SharpSpring Delivers 50% Quarter-Over-Quarter Increase in New Account Sales
Company Redirects Capital to Support Strategic Growth Initiatives; Suspends Dividend
CAMBRIDGE, Mass., Feb. 18, 2015 (GLOBE NEWSWIRE) -- SMTP, Inc. (Nasdaq:SMTP) (the "Company"), a global provider of marketing technologies and email delivery services, announced today that it expects to report record revenue of between $2.8 million and $2.9 million for the quarter ended December 31, 2014, an increase from $1.63 million for the third quarter 2014, and up from $1.52 million for the fourth quarter 2013. The Company plans to report its financials for year end 2014 and to host its earnings conference call with investors in early March.
"SMTP's favorable revenue during the fourth quarter is reflective of our success in rapidly integrating GraphicMail and SharpSpring, and such progress is particularly evident in the accelerated growth of the SharpSpring product," said Jonathan Strimling, Chief Executive Officer of SMTP, Inc. "During the quarter, SharpSpring experienced 50% quarter-over-quarter growth in the rate at which it added new annual recurring revenue and now touts more than 1,000 cumulative end users. In the fourth quarter alone, SharpSpring signed 100 new customers representing more than $700,000 of annual recurring revenue."
The successful integration of both SharpSpring and GraphicMail onto the SMTP delivery platform allows both companies to target larger-volume, higher recurring revenue customers. Capitalizing on the strength of the combined service offering, SMTP intends to accelerate its domestic and international sales efforts. The company is commencing international sales and marketing efforts in ten countries through its network of local country partners and by launching direct sales of SharpSpring in the United Kingdom. These newly established SharpSpring sales channels are expected to start contributing to revenue during the first quarter of 2015.
Mr. Strimling concluded, "These early, positive sales results validate our confidence in the strength of the combined product offering and we are accelerating our investment to rapidly capitalize on strategic growth opportunities. For this reason, the Board of Directors has unanimously voted to suspend our quarterly dividend. We are confident that our decision to reinvest this capital into the business is in the best long-term interests of shareholders and will enable us to accelerate the growth of our business."

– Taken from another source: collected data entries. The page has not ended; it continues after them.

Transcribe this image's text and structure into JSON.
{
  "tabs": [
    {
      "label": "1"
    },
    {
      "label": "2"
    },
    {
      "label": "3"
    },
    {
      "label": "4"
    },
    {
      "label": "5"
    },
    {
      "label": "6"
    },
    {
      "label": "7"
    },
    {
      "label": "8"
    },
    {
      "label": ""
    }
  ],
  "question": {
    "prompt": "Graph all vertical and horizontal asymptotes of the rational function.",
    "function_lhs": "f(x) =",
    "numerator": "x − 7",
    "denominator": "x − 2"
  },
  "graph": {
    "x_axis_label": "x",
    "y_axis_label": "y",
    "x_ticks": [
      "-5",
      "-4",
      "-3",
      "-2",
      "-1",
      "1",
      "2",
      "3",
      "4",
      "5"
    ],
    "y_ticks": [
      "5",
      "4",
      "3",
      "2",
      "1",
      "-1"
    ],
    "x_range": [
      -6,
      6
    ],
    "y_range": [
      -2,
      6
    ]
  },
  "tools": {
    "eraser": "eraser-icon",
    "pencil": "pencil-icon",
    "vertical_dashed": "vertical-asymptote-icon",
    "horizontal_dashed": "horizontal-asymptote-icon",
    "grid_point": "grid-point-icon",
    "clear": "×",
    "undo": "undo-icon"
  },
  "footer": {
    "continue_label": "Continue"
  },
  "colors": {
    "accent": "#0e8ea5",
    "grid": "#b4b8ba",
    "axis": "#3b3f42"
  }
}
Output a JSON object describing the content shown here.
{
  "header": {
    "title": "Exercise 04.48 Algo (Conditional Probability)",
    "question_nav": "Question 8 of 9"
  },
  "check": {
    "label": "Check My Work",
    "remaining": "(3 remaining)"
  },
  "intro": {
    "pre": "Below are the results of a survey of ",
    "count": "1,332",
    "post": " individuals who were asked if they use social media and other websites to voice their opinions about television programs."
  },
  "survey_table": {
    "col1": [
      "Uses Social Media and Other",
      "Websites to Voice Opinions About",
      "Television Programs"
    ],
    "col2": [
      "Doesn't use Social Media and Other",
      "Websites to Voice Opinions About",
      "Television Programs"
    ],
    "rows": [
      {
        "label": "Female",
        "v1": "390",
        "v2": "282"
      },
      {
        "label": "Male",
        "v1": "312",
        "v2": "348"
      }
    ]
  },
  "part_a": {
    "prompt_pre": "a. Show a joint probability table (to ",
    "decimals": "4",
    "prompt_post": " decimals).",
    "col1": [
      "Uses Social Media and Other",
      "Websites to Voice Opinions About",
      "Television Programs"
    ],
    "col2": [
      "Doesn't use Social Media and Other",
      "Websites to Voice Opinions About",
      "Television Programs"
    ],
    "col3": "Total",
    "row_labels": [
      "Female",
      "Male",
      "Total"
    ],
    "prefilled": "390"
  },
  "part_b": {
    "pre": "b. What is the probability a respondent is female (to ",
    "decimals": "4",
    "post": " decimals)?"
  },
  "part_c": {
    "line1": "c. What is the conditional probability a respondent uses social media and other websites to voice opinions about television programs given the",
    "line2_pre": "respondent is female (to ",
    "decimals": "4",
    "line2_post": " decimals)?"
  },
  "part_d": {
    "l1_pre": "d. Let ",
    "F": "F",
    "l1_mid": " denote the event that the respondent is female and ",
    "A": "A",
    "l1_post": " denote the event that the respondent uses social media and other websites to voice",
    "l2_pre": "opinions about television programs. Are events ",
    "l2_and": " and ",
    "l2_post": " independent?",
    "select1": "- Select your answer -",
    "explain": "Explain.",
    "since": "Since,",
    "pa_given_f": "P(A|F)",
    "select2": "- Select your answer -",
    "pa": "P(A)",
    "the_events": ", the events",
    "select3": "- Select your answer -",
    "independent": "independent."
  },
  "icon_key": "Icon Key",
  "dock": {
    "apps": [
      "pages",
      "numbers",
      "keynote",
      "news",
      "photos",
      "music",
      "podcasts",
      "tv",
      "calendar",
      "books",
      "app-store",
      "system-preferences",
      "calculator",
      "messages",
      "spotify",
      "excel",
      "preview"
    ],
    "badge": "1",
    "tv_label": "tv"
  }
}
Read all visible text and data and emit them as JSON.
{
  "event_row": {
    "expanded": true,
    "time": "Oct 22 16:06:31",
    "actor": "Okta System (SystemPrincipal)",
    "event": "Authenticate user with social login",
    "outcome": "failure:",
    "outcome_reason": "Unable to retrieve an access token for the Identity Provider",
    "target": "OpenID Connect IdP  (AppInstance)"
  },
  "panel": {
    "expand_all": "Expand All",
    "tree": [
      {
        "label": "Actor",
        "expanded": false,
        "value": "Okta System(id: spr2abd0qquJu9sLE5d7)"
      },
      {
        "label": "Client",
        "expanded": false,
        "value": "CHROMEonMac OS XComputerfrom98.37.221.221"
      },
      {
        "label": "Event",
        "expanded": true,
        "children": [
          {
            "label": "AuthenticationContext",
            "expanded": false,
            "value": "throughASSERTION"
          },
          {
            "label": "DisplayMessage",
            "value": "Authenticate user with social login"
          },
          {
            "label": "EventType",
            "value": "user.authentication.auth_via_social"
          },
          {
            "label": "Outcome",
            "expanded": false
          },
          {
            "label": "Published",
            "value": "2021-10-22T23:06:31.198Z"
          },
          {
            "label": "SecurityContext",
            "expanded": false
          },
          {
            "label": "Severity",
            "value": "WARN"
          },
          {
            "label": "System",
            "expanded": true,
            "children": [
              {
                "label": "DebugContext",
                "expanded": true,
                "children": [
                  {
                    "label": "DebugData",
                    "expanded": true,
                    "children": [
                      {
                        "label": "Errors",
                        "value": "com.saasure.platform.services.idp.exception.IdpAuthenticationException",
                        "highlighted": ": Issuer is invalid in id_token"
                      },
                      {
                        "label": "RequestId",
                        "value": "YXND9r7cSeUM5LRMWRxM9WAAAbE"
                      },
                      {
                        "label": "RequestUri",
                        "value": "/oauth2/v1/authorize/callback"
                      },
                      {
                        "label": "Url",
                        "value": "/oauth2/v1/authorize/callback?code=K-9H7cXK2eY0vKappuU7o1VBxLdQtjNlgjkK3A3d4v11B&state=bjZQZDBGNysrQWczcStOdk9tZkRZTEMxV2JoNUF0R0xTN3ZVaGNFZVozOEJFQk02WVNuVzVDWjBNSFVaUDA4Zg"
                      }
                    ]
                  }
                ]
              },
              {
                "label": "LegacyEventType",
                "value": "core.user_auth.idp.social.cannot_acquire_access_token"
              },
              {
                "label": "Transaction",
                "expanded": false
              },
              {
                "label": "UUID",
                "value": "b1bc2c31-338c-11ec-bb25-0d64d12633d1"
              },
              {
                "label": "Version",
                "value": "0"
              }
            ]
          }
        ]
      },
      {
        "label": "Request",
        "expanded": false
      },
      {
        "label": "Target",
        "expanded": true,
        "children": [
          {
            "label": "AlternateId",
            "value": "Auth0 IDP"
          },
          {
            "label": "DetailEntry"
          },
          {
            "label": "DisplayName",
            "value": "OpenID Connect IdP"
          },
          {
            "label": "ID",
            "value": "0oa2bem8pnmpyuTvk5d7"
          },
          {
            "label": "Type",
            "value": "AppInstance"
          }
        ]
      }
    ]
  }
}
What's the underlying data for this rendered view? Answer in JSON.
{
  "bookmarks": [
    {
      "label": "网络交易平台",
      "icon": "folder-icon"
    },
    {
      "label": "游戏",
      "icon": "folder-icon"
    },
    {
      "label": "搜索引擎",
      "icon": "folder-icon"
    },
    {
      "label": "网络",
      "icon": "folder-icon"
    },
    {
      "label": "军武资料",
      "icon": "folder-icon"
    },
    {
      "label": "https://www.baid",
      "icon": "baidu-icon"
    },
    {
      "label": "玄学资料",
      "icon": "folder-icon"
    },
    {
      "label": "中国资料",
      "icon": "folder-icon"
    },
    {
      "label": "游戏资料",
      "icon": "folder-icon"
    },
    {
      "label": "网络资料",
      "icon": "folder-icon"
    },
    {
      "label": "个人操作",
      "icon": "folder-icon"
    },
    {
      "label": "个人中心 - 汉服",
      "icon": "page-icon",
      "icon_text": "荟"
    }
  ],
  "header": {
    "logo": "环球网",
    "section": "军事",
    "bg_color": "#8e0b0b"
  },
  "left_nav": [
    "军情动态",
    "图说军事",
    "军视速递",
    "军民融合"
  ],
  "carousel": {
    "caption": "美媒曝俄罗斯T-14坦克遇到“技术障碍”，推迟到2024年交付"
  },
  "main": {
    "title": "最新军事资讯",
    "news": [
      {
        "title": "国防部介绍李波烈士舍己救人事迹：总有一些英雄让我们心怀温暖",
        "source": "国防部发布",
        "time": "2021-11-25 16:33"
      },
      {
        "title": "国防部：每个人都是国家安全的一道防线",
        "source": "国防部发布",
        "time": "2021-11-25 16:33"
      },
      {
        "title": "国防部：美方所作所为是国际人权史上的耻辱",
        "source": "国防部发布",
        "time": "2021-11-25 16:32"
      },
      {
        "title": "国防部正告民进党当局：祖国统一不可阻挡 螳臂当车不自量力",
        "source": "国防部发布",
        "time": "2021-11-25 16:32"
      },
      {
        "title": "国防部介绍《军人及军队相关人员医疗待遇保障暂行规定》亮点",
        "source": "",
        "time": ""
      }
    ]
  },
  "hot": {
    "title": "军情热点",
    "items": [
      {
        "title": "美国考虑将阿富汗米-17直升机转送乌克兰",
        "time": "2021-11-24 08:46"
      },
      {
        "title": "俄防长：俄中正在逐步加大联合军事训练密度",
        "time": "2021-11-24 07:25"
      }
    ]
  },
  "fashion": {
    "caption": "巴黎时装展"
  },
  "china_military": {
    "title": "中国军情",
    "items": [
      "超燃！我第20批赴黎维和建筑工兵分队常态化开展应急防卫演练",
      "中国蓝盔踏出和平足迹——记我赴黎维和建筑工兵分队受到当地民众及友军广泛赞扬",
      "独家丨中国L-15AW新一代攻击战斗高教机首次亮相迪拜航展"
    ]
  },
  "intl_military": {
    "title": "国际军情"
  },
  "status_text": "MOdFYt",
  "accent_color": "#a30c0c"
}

Results for the quarter ended December 31, 2014 included a full quarter of revenue from SharpSpring but only a partial quarter from GraphicMail, which was acquired in mid-October 2014. GraphicMail is expected to contribute between $1.0 million and $1.1 million of revenue during the quarter, which is about $0.3 million higher than the Company's previous estimates due to U.S. GAAP accounting rules which require it to recognize revenue that is contracted through third party resellers on a gross basis, instead of a net basis as recognized by GraphicMail prior to the acquisition. The increase in revenue does not impact profit due to a corresponding increase in costs associated with reseller fees.
About SMTP, Inc.
SMTP (Nasdaq:SMTP) is a leading provider of cloud-based email services offering solutions ranging from sophisticated marketing automation systems to cost-effective SMTP relay services. All of our services are built on our robust platform for email delivery, capable of scaling individual senders to hundreds of millions of emails per month. While we have industry-leading technology, we differentiate our offerings with our dedicated service and multi-lingual support. SMTP, Inc. is headquartered in Nashua NH, and can be found on the web at http://www.smtp.com.
Safe Harbor Statement
The information posted in this release may contain forward-looking statements within the meaning of the Private Securities Litigation Reform Act of 1995. You can identify these statements by use of the words "may," "will," "should," "plans," "explores," "expects," "anticipates," "continues," "estimates," "projects," "intends," and similar expressions. Forward-looking statements involve risks and uncertainties that could cause actual results to differ materially from those projected or anticipated. These risks and uncertainties include, but are not limited to, general economic and business conditions, effects of continued geopolitical unrest and regional conflicts, competition, changes in technology and methods of marketing, delays in completing new customer offerings, changes in customer order patterns, changes in customer offering mix, continued success in technological advances and delivering technological innovations, delays due to issues with outsourced service providers, those events and factors described by us in Item 1.A "Risk Factors" in the Company's most recent Form 10-K; other risks to which the Company is subject; other factors beyond the Company's control.